A new fluorescent tool for detecting reactive oxygen species based on a chemical found in mushrooms has been developed by scientists at the University of Bath.

Reactive oxygen species (ROS), such as free radicals and peroxides, are produced in cells under oxidative stress. Whilst present in healthy cells in small amounts, excessive ROS in cells are damaging and can lead to cancer and neurodegenerative diseases such as Alzheimer's Disease.

The scientists at Bath, collaborating with researchers in South Korea, have developed a new probe that biologists studying these diseases can use to see changes in cells under the microscope, helping them to understand the fundamental biological processes involving ROS.

They've created a family of new molecules - dubbed AzuFluor™ - based on azulene, a bright blue chemical found in the mushroom Lactarius indigo. It fluoresces when it comes into contact with a ROS in a one-way reaction, detecting tiny amounts of these reactive oxygen species.

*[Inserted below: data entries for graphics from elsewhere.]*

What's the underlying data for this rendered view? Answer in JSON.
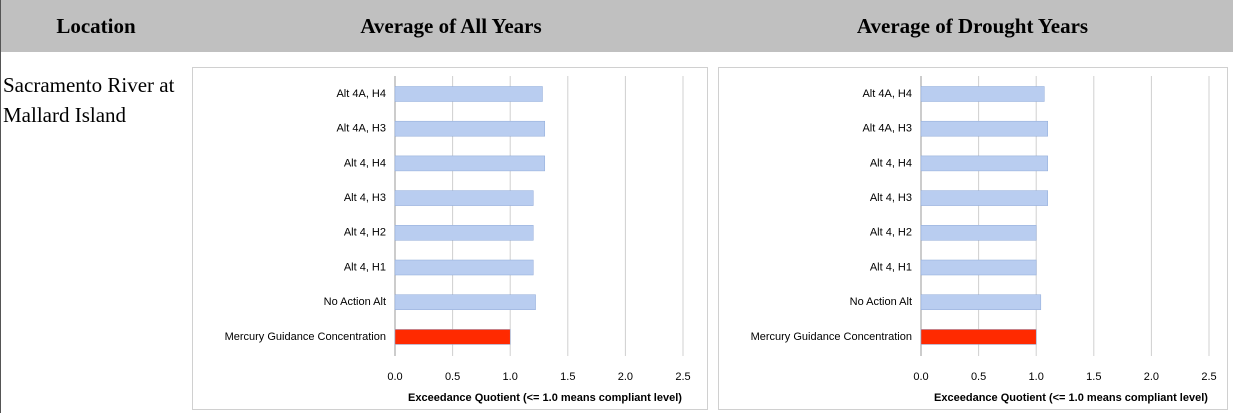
{
  "table": {
    "headers": [
      "Location",
      "Average of All Years",
      "Average of Drought Years"
    ],
    "rows": [
      [
        "Sacramento River at Mallard Island"
      ]
    ]
  },
  "chart_data": [
    {
      "type": "bar",
      "orientation": "horizontal",
      "categories": [
        "Alt 4A, H4",
        "Alt 4A, H3",
        "Alt 4, H4",
        "Alt 4, H3",
        "Alt 4, H2",
        "Alt 4, H1",
        "No Action Alt",
        "Mercury Guidance Concentration"
      ],
      "values": [
        1.28,
        1.3,
        1.3,
        1.2,
        1.2,
        1.2,
        1.22,
        1.0
      ],
      "colors": [
        "#b9cdf0",
        "#b9cdf0",
        "#b9cdf0",
        "#b9cdf0",
        "#b9cdf0",
        "#b9cdf0",
        "#b9cdf0",
        "#ff2a00"
      ],
      "xlabel": "Exceedance Quotient (<= 1.0 means compliant level)",
      "xlim": [
        0,
        2.5
      ],
      "xticks": [
        {
          "value": 0,
          "label": "0.0"
        },
        0.5,
        {
          "value": 1,
          "label": "1.0"
        },
        1.5,
        {
          "value": 2,
          "label": "2.0"
        },
        2.5
      ],
      "grid": true
    },
    {
      "type": "bar",
      "orientation": "horizontal",
      "categories": [
        "Alt 4A, H4",
        "Alt 4A, H3",
        "Alt 4, H4",
        "Alt 4, H3",
        "Alt 4, H2",
        "Alt 4, H1",
        "No Action Alt",
        "Mercury Guidance Concentration"
      ],
      "values": [
        1.07,
        1.1,
        1.1,
        1.1,
        1.0,
        1.0,
        1.04,
        1.0
      ],
      "colors": [
        "#b9cdf0",
        "#b9cdf0",
        "#b9cdf0",
        "#b9cdf0",
        "#b9cdf0",
        "#b9cdf0",
        "#b9cdf0",
        "#ff2a00"
      ],
      "xlabel": "Exceedance Quotient (<= 1.0 means compliant level)",
      "xlim": [
        0,
        2.5
      ],
      "xticks": [
        {
          "value": 0,
          "label": "0.0"
        },
        0.5,
        {
          "value": 1,
          "label": "1.0"
        },
        1.5,
        {
          "value": 2,
          "label": "2.0"
        },
        2.5
      ],
      "grid": true
    }
  ]
}
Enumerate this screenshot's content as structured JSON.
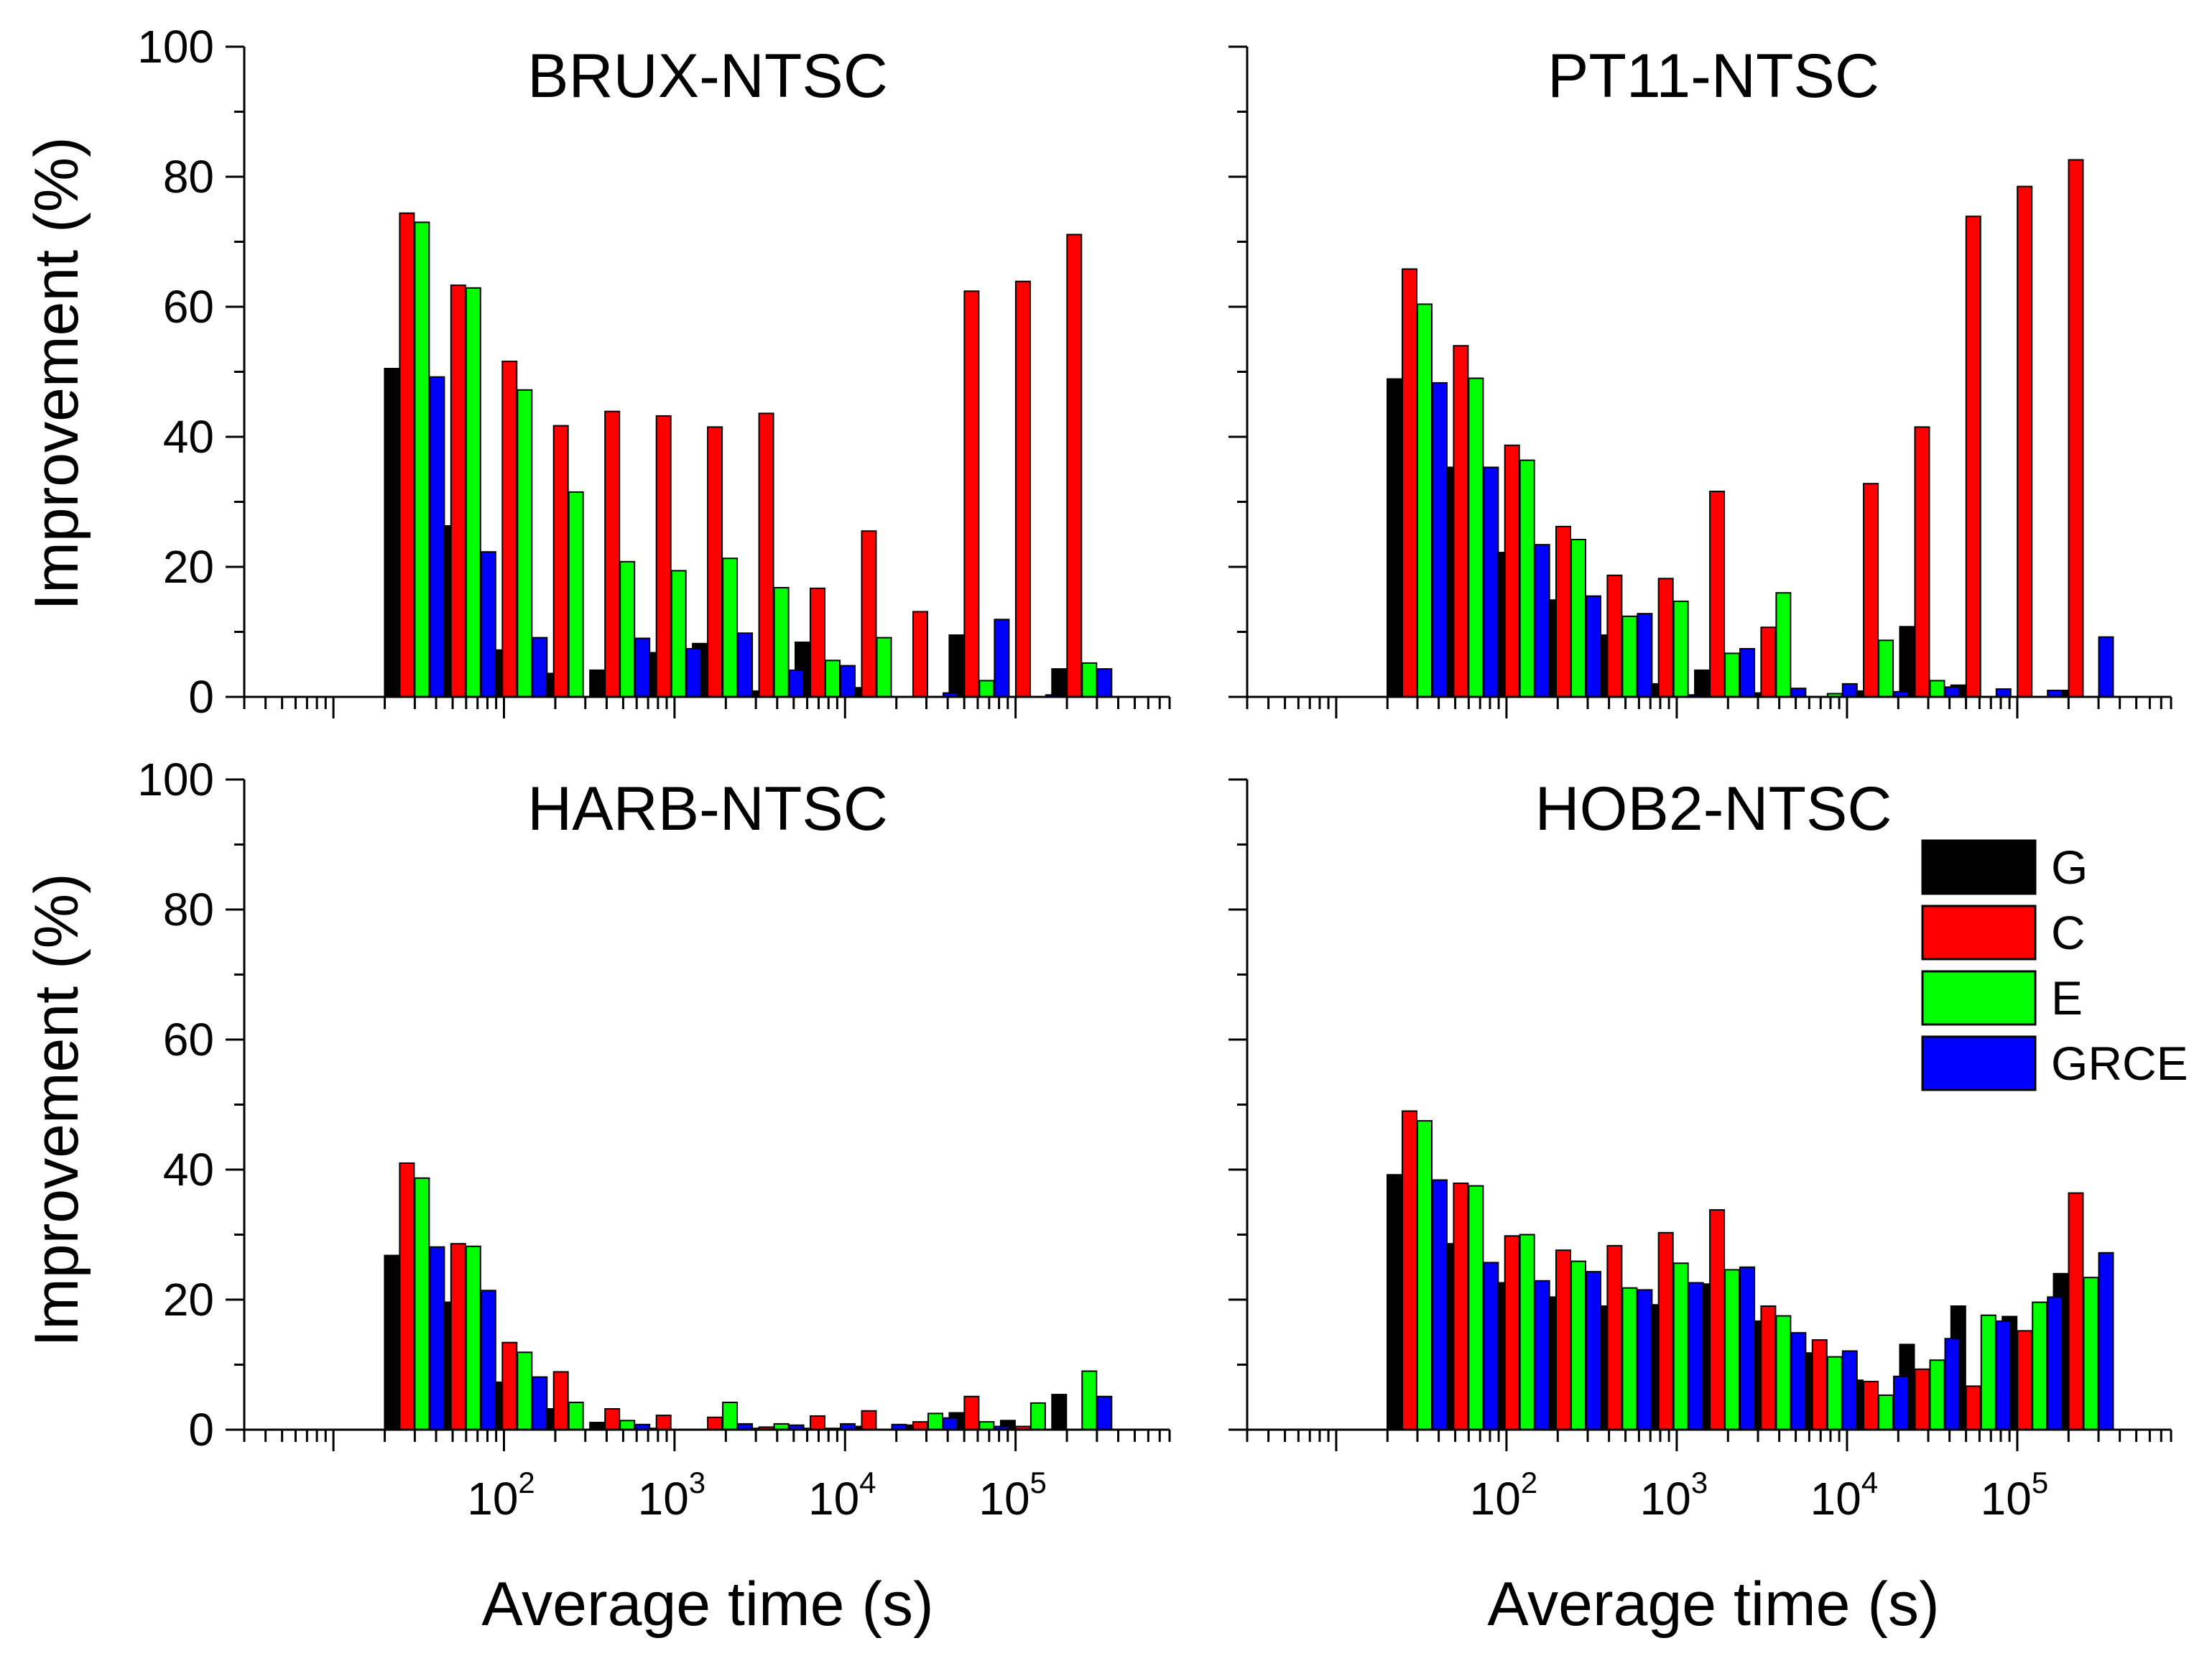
{
  "figure": {
    "ylabel": "Improvement (%)",
    "xlabel": "Average time (s)",
    "yticks": [
      "0",
      "20",
      "40",
      "60",
      "80",
      "100"
    ],
    "xticks": [
      {
        "base": "10",
        "exp": "2"
      },
      {
        "base": "10",
        "exp": "3"
      },
      {
        "base": "10",
        "exp": "4"
      },
      {
        "base": "10",
        "exp": "5"
      }
    ]
  },
  "legend": [
    {
      "label": "G",
      "color": "#000000"
    },
    {
      "label": "C",
      "color": "#ff0000"
    },
    {
      "label": "E",
      "color": "#00ff00"
    },
    {
      "label": "GRCE",
      "color": "#0000ff"
    }
  ],
  "chart_data": [
    {
      "type": "bar",
      "title": "BRUX-NTSC",
      "xlabel": "Average time (s)",
      "ylabel": "Improvement (%)",
      "xscale": "log",
      "xlim": [
        3,
        800000
      ],
      "ylim": [
        0,
        100
      ],
      "x": [
        30,
        60,
        120,
        240,
        480,
        960,
        1920,
        3840,
        7680,
        15360,
        30720,
        61440,
        122880,
        245760
      ],
      "series": [
        {
          "name": "G",
          "values": [
            50.5,
            26.3,
            7.2,
            3.6,
            4.1,
            6.8,
            8.2,
            0.9,
            8.4,
            1.4,
            0,
            9.5,
            0,
            4.3
          ]
        },
        {
          "name": "C",
          "values": [
            74.4,
            63.3,
            51.6,
            41.7,
            43.9,
            43.2,
            41.5,
            43.6,
            16.7,
            25.5,
            13.1,
            62.4,
            63.9,
            71.1
          ]
        },
        {
          "name": "E",
          "values": [
            73.0,
            62.9,
            47.2,
            31.5,
            20.8,
            19.4,
            21.3,
            16.8,
            5.6,
            9.1,
            0,
            2.5,
            0,
            5.2
          ]
        },
        {
          "name": "GRCE",
          "values": [
            49.2,
            22.3,
            9.1,
            0,
            9.0,
            7.4,
            9.8,
            4.1,
            4.8,
            0,
            0.6,
            11.9,
            0.3,
            4.3
          ]
        }
      ]
    },
    {
      "type": "bar",
      "title": "PT11-NTSC",
      "xlabel": "Average time (s)",
      "ylabel": "Improvement (%)",
      "xscale": "log",
      "xlim": [
        3,
        800000
      ],
      "ylim": [
        0,
        100
      ],
      "x": [
        30,
        60,
        120,
        240,
        480,
        960,
        1920,
        3840,
        7680,
        15360,
        30720,
        61440,
        122880,
        245760
      ],
      "series": [
        {
          "name": "G",
          "values": [
            48.9,
            35.3,
            22.2,
            14.9,
            9.5,
            2.0,
            4.1,
            0.6,
            0,
            0.9,
            10.8,
            1.8,
            0,
            1.0
          ]
        },
        {
          "name": "C",
          "values": [
            65.8,
            54.0,
            38.7,
            26.2,
            18.7,
            18.2,
            31.6,
            10.7,
            0,
            32.8,
            41.5,
            73.9,
            78.5,
            82.6
          ]
        },
        {
          "name": "E",
          "values": [
            60.4,
            49.0,
            36.4,
            24.2,
            12.4,
            14.7,
            6.7,
            16.0,
            0.5,
            8.7,
            2.5,
            0,
            0,
            0
          ]
        },
        {
          "name": "GRCE",
          "values": [
            48.3,
            35.3,
            23.4,
            15.5,
            12.8,
            0.3,
            7.4,
            1.3,
            2.0,
            0.8,
            1.5,
            1.2,
            1.0,
            9.2
          ]
        }
      ]
    },
    {
      "type": "bar",
      "title": "HARB-NTSC",
      "xlabel": "Average time (s)",
      "ylabel": "Improvement (%)",
      "xscale": "log",
      "xlim": [
        3,
        800000
      ],
      "ylim": [
        0,
        100
      ],
      "x": [
        30,
        60,
        120,
        240,
        480,
        960,
        1920,
        3840,
        7680,
        15360,
        30720,
        61440,
        122880,
        245760
      ],
      "series": [
        {
          "name": "G",
          "values": [
            26.8,
            19.6,
            7.3,
            3.2,
            1.1,
            0.2,
            0,
            0.2,
            0.2,
            0.5,
            0.7,
            2.6,
            1.4,
            5.4
          ]
        },
        {
          "name": "C",
          "values": [
            41.0,
            28.6,
            13.4,
            8.9,
            3.2,
            2.2,
            1.9,
            0.4,
            2.1,
            2.9,
            1.2,
            5.1,
            0.5,
            0
          ]
        },
        {
          "name": "E",
          "values": [
            38.7,
            28.2,
            11.9,
            4.2,
            1.4,
            0,
            4.2,
            0.9,
            0.2,
            0,
            2.5,
            1.2,
            4.1,
            9.0
          ]
        },
        {
          "name": "GRCE",
          "values": [
            28.1,
            21.4,
            8.1,
            0,
            0.8,
            0,
            0.9,
            0.7,
            0.9,
            0.8,
            1.8,
            0.5,
            0,
            5.1
          ]
        }
      ]
    },
    {
      "type": "bar",
      "title": "HOB2-NTSC",
      "xlabel": "Average time (s)",
      "ylabel": "Improvement (%)",
      "xscale": "log",
      "xlim": [
        3,
        800000
      ],
      "ylim": [
        0,
        100
      ],
      "x": [
        30,
        60,
        120,
        240,
        480,
        960,
        1920,
        3840,
        7680,
        15360,
        30720,
        61440,
        122880,
        245760
      ],
      "series": [
        {
          "name": "G",
          "values": [
            39.2,
            28.6,
            22.6,
            20.4,
            19.0,
            19.2,
            22.4,
            16.7,
            11.8,
            7.6,
            13.1,
            19.0,
            17.4,
            24.0
          ]
        },
        {
          "name": "C",
          "values": [
            49.0,
            37.9,
            29.8,
            27.6,
            28.3,
            30.3,
            33.8,
            19.0,
            13.8,
            7.4,
            9.3,
            6.7,
            15.2,
            36.4
          ]
        },
        {
          "name": "E",
          "values": [
            47.5,
            37.5,
            30.0,
            25.9,
            21.8,
            25.6,
            24.6,
            17.5,
            11.2,
            5.3,
            10.7,
            17.6,
            19.6,
            23.4
          ]
        },
        {
          "name": "GRCE",
          "values": [
            38.4,
            25.7,
            22.9,
            24.3,
            21.5,
            22.6,
            25.0,
            14.9,
            12.1,
            8.2,
            14.0,
            16.7,
            20.4,
            27.2
          ]
        }
      ]
    }
  ]
}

Whilst most fluorescent probes absorb a single photon, AzuFluor™ absorbs two photons, meaning that two lower energy photons can be used to produce the same level of fluorescence. Using shorter wavelengths of light in infrared range means that the light can penetrate tissues more deeply without harming the cells. This technology has been shown to work in rat tissue; the researchers hope that in the future it could be used as a probe in the human body.

Dr Simon Lewis, Senior Lecturer in the Centre for Sustainable & Circular Technologies (CSCT) at the University of Bath, said:

AzuFluor™ is a much smaller molecule and simpler to make than other two-photon fluorophores. Its small size makes it easy to diffuse and transport into cells.

We aim to make a family of these fluorophores that can be used in a range of cell imaging applications."

Professor Tony James, also from the CSCT at Bath, said:

This research has wide-ranging potential applications in cell biology and the pharmaceutical industry and is a great example of a fantastic international collaboration between chemists at Bath and Professor Hwan Myung Kim and his group at Ajou University in South Korea."